Evet haklılar gençlik kötüye gidiyor, edep ve haya gittikçe azalıyor. Fakat gençlikten edep ve haya kayıp giderken anne ve babalar izlemekten başka ne yapıyorlar? Veya eleştirmekten ve kendileri ile kıyaslamaktan başka? Acaba şikayet ettikleri gençlerden kayıp giden edep, ahlak ve şuur onlarda var mı? 

Annesinin ve babasının yanında ayak ayak üstüne atan veya onların yanında ağzından kötü söz çıkan bir gence, sen ne kadar edepsizsin hiç mi bir şey öğrenmedin bizden diyen anne ve baba, bir süre sonra televizyonun karşısına geçerek ona o edepsizliği öğreten, ona kötü örnek olan insanların içinde edep ve haya bulunmayan dizilerini izliyor, o dizilerle eğlenerek vakit geçiriyor. Sonra evladının karşısına geçip sen neden böylesin diyerek onu eleştiriyor.  

Asıl hakikat, özlenen gençlikten ziyade özlenen anne ve babadır. Gençliğin kötüye gitmemesi için atacağımız ilk adım, özlenen anne ve baba profilini yeniden yeşertmektir. 

İlk önce anne ve babalar edep ve ahlak kalkanını kuşanmalıdırlar. Bunun için ölçümüz, Kuran’ın ahlakı ile kuşanan Efendimiz (ﷺ)’in ahlakıdır. 

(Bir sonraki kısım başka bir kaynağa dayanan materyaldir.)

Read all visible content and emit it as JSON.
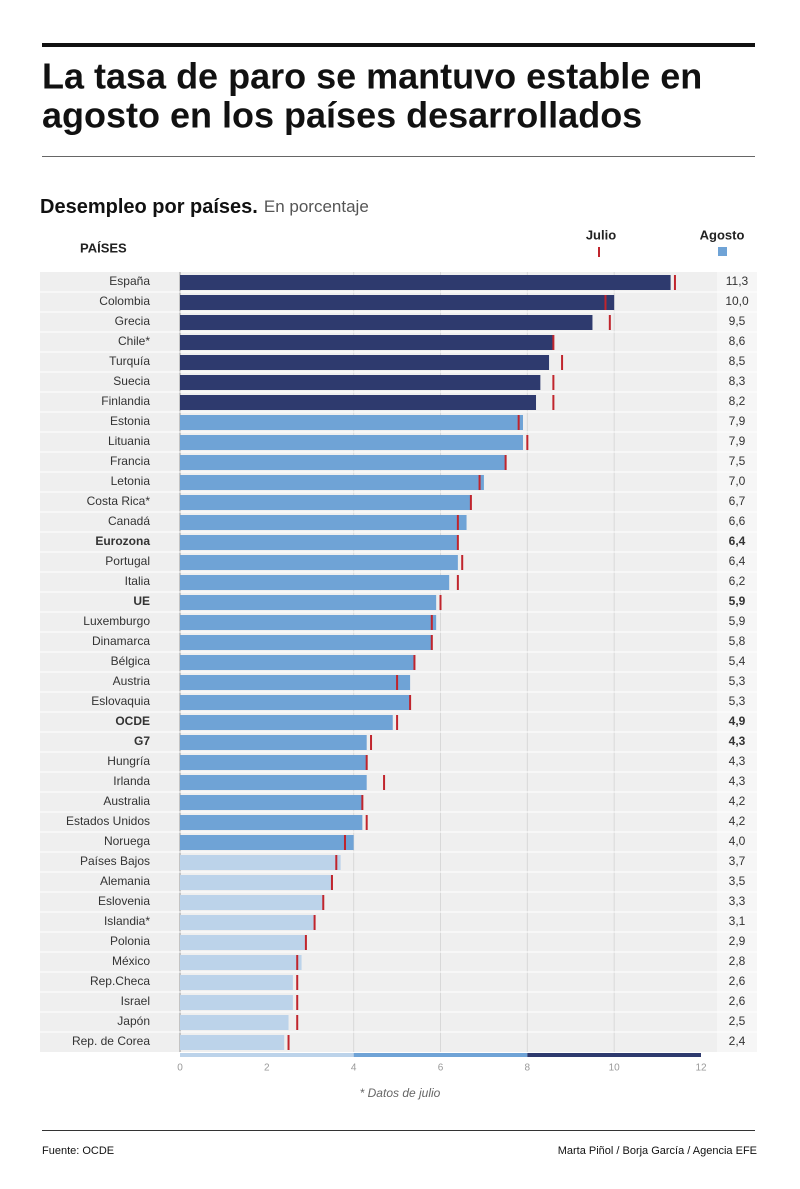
{
  "chart_data": {
    "type": "bar",
    "title": "La tasa de paro se mantuvo estable en agosto en los países desarrollados",
    "subtitle": "Desempleo por países.",
    "unit_note": "En porcentaje",
    "category_header": "PAÍSES",
    "categories": [
      "España",
      "Colombia",
      "Grecia",
      "Chile*",
      "Turquía",
      "Suecia",
      "Finlandia",
      "Estonia",
      "Lituania",
      "Francia",
      "Letonia",
      "Costa Rica*",
      "Canadá",
      "Eurozona",
      "Portugal",
      "Italia",
      "UE",
      "Luxemburgo",
      "Dinamarca",
      "Bélgica",
      "Austria",
      "Eslovaquia",
      "OCDE",
      "G7",
      "Hungría",
      "Irlanda",
      "Australia",
      "Estados Unidos",
      "Noruega",
      "Países Bajos",
      "Alemania",
      "Eslovenia",
      "Islandia*",
      "Polonia",
      "México",
      "Rep.Checa",
      "Israel",
      "Japón",
      "Rep. de Corea"
    ],
    "bold": [
      false,
      false,
      false,
      false,
      false,
      false,
      false,
      false,
      false,
      false,
      false,
      false,
      false,
      true,
      false,
      false,
      true,
      false,
      false,
      false,
      false,
      false,
      true,
      true,
      false,
      false,
      false,
      false,
      false,
      false,
      false,
      false,
      false,
      false,
      false,
      false,
      false,
      false,
      false
    ],
    "series": [
      {
        "name": "Agosto",
        "color": "#6fa3d6",
        "values": [
          11.3,
          10.0,
          9.5,
          8.6,
          8.5,
          8.3,
          8.2,
          7.9,
          7.9,
          7.5,
          7.0,
          6.7,
          6.6,
          6.4,
          6.4,
          6.2,
          5.9,
          5.9,
          5.8,
          5.4,
          5.3,
          5.3,
          4.9,
          4.3,
          4.3,
          4.3,
          4.2,
          4.2,
          4.0,
          3.7,
          3.5,
          3.3,
          3.1,
          2.9,
          2.8,
          2.6,
          2.6,
          2.5,
          2.4
        ],
        "value_labels": [
          "11,3",
          "10,0",
          "9,5",
          "8,6",
          "8,5",
          "8,3",
          "8,2",
          "7,9",
          "7,9",
          "7,5",
          "7,0",
          "6,7",
          "6,6",
          "6,4",
          "6,4",
          "6,2",
          "5,9",
          "5,9",
          "5,8",
          "5,4",
          "5,3",
          "5,3",
          "4,9",
          "4,3",
          "4,3",
          "4,3",
          "4,2",
          "4,2",
          "4,0",
          "3,7",
          "3,5",
          "3,3",
          "3,1",
          "2,9",
          "2,8",
          "2,6",
          "2,6",
          "2,5",
          "2,4"
        ]
      },
      {
        "name": "Julio",
        "color": "#c0252d",
        "values": [
          11.4,
          9.8,
          9.9,
          8.6,
          8.8,
          8.6,
          8.6,
          7.8,
          8.0,
          7.5,
          6.9,
          6.7,
          6.4,
          6.4,
          6.5,
          6.4,
          6.0,
          5.8,
          5.8,
          5.4,
          5.0,
          5.3,
          5.0,
          4.4,
          4.3,
          4.7,
          4.2,
          4.3,
          3.8,
          3.6,
          3.5,
          3.3,
          3.1,
          2.9,
          2.7,
          2.7,
          2.7,
          2.7,
          2.5
        ]
      }
    ],
    "color_bands": [
      {
        "from": 0,
        "to": 4,
        "color": "#bcd3ea"
      },
      {
        "from": 4,
        "to": 8,
        "color": "#6fa3d6"
      },
      {
        "from": 8,
        "to": 12,
        "color": "#2e3a6e"
      }
    ],
    "xlim": [
      0,
      12
    ],
    "xticks": [
      0,
      2,
      4,
      6,
      8,
      10,
      12
    ],
    "grid_ticks": [
      4,
      6,
      8,
      10
    ],
    "footnote": "* Datos de julio",
    "source": "Fuente: OCDE",
    "credit": "Marta Piñol / Borja García / Agencia EFE"
  }
}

Anne ve babalar ilk önce ahlakın en güzelini örnek alıp onla kuşanmalı ve ondan sonra bu ahlakı arkalarından gelen nesle bırakmalıdırlar. 

“Bu gençlik nereye gidiyor böyle” demeden önce “Biz anne ve babalar olarak nereye gidiyoruz böyle” demelidirler. 

Eğer ki özlenen anne ve baba profilini bir filiz gibi yeşertirsek, arkadan gelen nesil o filizle birlikte dallanıp budaklanacak ve köklerini toprağa salacaktır.